Simulations & Runs

What is a simulation?

A simulation is one scenario running against your agent inside an isolated container. It produces a transcript — a record of the actor’s messages, your agent’s responses, every API call made to services, and the actor’s internal reasoning. The transcript is what gets graded afterward.

During a simulation a fresh container starts with your agent plus its declared services; the services seed data based on the scenario; the actor initiates; your agent responds (potentially calling services); and they continue until the actor’s objectives are met or the turn budget runs out.

Set actor.config.MAX_TURNS in veris.yaml to control the turn budget. For one-shot agents, set it to 1.

What is a run?

A run is a batch of simulations.
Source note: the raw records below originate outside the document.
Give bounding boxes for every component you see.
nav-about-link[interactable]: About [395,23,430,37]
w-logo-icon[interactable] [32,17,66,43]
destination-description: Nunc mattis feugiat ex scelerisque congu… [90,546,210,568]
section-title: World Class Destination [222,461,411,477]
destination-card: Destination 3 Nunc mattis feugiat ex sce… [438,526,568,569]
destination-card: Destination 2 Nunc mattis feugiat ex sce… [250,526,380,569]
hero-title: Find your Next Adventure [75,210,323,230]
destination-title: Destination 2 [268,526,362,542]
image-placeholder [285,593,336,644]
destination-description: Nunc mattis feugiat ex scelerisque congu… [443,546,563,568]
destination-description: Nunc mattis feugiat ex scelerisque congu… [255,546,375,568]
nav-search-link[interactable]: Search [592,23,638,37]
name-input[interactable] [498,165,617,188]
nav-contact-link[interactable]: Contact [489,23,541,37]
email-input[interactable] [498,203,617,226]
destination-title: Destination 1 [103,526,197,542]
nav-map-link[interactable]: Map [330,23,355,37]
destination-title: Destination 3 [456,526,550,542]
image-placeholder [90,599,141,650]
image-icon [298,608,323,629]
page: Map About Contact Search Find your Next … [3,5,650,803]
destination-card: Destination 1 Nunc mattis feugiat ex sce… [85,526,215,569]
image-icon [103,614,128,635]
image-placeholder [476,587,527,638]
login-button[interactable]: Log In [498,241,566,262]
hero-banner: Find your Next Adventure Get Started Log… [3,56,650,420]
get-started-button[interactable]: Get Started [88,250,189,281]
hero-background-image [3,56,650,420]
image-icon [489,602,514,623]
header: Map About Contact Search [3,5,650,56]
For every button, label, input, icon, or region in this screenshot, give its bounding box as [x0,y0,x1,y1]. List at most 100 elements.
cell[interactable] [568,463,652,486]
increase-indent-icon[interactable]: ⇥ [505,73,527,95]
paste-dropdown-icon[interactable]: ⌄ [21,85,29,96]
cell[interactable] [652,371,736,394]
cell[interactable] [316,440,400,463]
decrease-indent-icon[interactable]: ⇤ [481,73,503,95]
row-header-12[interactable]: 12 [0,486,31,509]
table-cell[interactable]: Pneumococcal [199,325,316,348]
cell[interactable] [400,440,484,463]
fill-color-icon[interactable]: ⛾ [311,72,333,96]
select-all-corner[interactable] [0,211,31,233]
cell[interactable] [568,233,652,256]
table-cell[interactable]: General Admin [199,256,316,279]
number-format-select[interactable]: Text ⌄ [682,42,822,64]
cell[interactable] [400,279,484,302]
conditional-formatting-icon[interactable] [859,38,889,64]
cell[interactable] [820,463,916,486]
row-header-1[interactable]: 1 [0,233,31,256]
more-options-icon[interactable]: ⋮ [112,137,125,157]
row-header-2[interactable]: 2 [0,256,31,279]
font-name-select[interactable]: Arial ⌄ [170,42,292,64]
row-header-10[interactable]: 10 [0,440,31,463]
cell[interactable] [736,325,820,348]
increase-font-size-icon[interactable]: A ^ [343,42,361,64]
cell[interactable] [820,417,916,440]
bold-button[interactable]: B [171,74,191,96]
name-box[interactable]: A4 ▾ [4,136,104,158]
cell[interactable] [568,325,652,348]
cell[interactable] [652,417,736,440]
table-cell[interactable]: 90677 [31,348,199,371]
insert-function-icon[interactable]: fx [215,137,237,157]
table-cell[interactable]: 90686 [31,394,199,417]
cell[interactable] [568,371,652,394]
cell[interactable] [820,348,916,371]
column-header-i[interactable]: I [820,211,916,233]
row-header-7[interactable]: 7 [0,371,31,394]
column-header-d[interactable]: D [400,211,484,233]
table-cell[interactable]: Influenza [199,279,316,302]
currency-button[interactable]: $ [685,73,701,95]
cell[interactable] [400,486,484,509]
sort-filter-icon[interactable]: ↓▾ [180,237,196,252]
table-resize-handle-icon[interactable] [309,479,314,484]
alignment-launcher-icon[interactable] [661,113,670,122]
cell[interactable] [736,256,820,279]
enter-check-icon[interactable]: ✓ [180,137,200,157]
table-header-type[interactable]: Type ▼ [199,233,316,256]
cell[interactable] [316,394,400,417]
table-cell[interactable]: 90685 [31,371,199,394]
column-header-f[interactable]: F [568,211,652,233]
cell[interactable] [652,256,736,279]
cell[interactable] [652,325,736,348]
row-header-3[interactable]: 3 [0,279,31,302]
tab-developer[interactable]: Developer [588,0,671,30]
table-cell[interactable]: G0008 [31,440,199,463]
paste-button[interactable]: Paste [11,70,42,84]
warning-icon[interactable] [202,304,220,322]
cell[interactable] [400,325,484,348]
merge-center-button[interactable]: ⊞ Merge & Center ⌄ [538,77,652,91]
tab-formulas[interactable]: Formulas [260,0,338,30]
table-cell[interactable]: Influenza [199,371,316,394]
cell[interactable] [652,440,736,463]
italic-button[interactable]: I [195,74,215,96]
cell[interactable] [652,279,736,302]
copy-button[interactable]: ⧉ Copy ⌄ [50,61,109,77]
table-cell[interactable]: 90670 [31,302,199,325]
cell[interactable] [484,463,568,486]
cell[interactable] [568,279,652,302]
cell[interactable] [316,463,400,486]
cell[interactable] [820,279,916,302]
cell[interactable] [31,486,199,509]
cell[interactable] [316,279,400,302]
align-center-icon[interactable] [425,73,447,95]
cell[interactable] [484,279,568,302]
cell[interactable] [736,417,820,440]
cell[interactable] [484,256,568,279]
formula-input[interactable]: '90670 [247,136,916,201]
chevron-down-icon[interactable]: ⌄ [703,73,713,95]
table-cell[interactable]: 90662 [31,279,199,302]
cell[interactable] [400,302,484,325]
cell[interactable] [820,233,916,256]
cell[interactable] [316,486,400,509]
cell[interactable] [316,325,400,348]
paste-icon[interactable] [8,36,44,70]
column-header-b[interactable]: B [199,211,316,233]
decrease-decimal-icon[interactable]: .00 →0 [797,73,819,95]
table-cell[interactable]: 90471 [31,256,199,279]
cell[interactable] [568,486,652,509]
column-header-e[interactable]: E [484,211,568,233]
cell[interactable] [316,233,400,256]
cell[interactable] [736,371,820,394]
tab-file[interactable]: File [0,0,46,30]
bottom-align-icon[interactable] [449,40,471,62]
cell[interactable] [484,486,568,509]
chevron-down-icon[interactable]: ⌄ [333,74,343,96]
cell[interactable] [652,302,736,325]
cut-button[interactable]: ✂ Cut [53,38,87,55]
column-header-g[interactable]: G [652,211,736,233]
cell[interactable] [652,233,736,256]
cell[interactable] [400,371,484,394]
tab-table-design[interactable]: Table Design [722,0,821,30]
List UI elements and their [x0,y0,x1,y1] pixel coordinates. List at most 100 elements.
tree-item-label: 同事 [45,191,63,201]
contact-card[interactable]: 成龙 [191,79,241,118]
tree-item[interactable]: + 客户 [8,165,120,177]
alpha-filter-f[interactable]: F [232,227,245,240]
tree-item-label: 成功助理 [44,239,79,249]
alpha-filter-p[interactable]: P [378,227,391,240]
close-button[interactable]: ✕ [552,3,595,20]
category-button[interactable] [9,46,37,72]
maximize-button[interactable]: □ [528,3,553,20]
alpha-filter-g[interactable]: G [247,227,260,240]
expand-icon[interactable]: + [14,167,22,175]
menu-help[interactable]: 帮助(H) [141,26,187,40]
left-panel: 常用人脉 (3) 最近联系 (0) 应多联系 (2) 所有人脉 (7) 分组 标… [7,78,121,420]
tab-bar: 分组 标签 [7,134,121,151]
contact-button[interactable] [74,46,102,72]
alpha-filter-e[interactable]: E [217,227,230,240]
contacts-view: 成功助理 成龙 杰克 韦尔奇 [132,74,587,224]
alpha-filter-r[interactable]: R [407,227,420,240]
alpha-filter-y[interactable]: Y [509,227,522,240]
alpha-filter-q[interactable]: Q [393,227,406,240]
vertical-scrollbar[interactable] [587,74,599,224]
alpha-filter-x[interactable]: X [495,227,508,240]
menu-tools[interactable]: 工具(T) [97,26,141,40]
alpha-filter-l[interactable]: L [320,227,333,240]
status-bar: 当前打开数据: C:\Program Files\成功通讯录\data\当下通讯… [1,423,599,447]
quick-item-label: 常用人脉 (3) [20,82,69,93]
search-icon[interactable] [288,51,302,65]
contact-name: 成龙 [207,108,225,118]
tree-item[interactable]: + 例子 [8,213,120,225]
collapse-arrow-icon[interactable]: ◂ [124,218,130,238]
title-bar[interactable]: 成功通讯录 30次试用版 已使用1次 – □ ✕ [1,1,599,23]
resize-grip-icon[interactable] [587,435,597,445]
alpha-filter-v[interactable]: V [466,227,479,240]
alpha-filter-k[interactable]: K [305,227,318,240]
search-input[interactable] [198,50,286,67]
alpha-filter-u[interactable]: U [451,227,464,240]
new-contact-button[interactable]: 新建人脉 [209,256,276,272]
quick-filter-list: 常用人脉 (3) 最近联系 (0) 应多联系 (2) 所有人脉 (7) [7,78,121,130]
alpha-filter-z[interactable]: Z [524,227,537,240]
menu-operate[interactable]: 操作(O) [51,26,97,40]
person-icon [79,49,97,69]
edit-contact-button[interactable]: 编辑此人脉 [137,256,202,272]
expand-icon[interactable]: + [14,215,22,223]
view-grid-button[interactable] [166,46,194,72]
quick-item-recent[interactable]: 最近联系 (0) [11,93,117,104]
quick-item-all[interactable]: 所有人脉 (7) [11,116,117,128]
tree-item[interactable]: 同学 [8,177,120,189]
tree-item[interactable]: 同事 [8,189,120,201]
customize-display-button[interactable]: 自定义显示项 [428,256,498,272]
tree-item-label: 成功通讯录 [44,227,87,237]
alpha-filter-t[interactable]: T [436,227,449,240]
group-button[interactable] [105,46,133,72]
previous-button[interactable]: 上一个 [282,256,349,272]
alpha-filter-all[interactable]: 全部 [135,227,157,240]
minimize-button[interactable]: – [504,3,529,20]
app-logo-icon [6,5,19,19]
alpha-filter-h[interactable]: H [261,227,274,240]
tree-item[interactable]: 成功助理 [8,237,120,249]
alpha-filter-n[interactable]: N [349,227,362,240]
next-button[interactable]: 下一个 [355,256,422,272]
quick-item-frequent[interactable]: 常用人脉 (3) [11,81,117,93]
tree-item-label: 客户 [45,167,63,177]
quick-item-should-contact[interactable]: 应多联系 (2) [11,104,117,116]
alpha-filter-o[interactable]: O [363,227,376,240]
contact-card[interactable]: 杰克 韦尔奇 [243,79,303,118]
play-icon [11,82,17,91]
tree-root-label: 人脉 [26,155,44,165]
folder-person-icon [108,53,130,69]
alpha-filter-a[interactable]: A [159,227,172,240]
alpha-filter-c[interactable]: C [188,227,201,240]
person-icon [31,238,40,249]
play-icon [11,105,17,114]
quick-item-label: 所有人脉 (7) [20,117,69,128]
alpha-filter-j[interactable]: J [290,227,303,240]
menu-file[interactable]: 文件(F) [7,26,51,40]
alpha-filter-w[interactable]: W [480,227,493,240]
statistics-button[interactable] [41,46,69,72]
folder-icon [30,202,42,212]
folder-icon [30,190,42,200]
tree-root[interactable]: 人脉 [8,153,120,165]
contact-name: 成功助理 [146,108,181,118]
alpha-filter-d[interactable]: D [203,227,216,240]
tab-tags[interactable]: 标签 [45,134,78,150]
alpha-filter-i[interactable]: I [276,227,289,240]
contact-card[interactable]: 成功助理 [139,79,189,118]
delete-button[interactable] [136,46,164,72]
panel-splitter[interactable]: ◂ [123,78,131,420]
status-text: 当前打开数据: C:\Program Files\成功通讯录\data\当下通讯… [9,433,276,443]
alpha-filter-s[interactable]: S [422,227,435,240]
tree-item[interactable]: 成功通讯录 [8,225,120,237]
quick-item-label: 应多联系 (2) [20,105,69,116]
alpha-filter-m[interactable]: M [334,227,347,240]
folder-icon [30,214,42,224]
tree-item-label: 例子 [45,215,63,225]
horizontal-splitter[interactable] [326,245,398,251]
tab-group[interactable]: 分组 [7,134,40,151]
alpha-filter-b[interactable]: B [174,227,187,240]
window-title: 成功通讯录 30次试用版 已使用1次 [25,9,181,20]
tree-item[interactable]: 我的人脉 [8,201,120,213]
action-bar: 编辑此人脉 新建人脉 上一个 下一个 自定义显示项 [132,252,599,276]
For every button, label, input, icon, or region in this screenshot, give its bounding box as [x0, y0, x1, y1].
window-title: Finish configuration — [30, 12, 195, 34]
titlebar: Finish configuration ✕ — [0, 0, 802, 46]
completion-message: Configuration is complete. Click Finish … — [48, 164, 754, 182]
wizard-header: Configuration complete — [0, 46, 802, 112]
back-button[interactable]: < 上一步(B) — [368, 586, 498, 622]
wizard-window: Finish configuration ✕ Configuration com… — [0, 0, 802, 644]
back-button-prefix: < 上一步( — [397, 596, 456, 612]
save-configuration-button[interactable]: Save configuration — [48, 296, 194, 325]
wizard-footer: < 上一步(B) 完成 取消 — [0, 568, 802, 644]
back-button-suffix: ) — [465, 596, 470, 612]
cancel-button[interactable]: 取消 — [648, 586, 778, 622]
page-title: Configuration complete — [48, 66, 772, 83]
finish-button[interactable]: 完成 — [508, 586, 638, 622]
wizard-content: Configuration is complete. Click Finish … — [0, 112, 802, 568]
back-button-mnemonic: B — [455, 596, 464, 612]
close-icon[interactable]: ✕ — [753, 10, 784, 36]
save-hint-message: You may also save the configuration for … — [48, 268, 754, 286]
When you start a run, every scenario in the selected scenario set becomes one simulation, and they execute in parallel.

Creating a run

Interactive:


veris simulations create

Prompts for an environment and scenario set.

With flags:


veris simulations create \
  --scenario-set-id scenset_abc123 \
  --env-id env_xyz \
  --simulation-timeout 300

Flag	Description
`--scenario-set-id`	Scenario set to run
`--env-id`	Environment to use
`--image-tag`	Image tag (default: `latest`)
`--simulation-timeout`	Per-simulation timeout in seconds (60–3600)
`--auto-evaluate` / `--no-auto-evaluate`	Auto-run the grader once simulations finish (default: on)

With --auto-evaluate on (the default), the run’s grader starts as soon as the last simulation completes — no separate veris evaluations create step needed.

Monitoring progress


# One-time status
veris simulations status <RUN_ID>
 
# Watch mode (polls every 3 seconds)
veris simulations status <RUN_ID> --watch
 
# Include the event stream
veris simulations status <RUN_ID> --watch --log

In the console, the Simulations page shows each run’s progress bar, per-simulation status, and timing. Click into a simulation to see the full transcript: messages between the actor and agent, the actor’s internal reasoning, every API call with request/response payloads, and the raw events.

Cancelling


veris simulations cancel <RUN_ID>

Stops all pending and running simulations in the run.

CLI Commands


# Create a run
veris simulations create [--scenario-set-id ID] [--env-id ID]
 
# List runs
veris simulations list [--status STATUS] [--env-id ID]
 
# Check status
veris simulations status <RUN_ID> [--watch] [--log]
 
# Cancel
veris simulations cancel <RUN_ID>